When a woman is giving birth, she has sorrow because her hour has come, but
when she has delivered the baby, she no longer remembers the anguish, for joy
that a human being has been born into the world.” Likewise, Romans 8 says that
creation itself is groaning as in the
pains of childbirth. But Christians alone can take comfort in knowing that this
groaning, which manifests itself in death, disease, and every vile facet of
human nature, is not our true reality; it is our present, but certainly not our
future. Our future is in our “adoption as sons and the redemption of our
bodies.” Just as the woman experiencing painful labor can look forward to the
joy of her child, so each of us, engaged in some form of suffering or another,
can look forward to the joy of eternity if we know God.
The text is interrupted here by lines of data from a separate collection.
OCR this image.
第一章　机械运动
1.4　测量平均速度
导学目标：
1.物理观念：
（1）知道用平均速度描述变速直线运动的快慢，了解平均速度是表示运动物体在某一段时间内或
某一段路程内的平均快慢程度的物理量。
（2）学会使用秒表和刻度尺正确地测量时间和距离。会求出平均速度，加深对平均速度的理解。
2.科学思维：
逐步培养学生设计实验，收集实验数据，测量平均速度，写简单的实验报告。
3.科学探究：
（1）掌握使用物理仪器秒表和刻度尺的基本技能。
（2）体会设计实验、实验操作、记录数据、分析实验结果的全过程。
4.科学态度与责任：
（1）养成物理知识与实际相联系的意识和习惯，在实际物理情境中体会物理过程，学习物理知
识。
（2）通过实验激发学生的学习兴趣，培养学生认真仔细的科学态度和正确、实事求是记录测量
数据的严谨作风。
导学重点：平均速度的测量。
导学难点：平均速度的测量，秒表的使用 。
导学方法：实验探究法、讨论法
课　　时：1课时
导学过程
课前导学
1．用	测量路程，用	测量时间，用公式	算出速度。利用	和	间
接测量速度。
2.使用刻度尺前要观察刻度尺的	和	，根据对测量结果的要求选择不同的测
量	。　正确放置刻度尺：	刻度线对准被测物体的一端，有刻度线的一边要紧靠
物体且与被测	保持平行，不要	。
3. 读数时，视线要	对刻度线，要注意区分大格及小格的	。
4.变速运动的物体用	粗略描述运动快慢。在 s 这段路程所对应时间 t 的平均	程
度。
Without God, there is
no hope; suffering will give birth to even greater suffering, like a stillborn
child.
The
difference between the Christian and the skeptic is not that one can offer a
clear, reasonable explanation suffering and one cannot—though both certainly
try. Nor is it that one can necessarily put a stop to it and the other cannot—though
both certainly do make admirable attempts, all of which should be encouraged to
continue. The difference is really can offer hope for those who suffer and the
other cannot. One can offer the promise of a suffering that will turn to joy,
and the other offers only suffering that ends in death. The skeptic may think
that in the idea of suffering they have ammunition with which to attack the
Christian, but before they mount their attack they must first acknowledge that
they themselves have nothing to offer the suffering but the cruel notion that
this is all there is.
There
is much more to be said, of course. How are we to respond to suffering? How do
we strive to put an end to it? Why is Christianity the optimal worldview for
ending the world’s suffering (which it certainly is)? And so on. I may respond
to these questions in time, but what I have already written ought to serve as a
start—we have to understand suffering before we can truly attack it.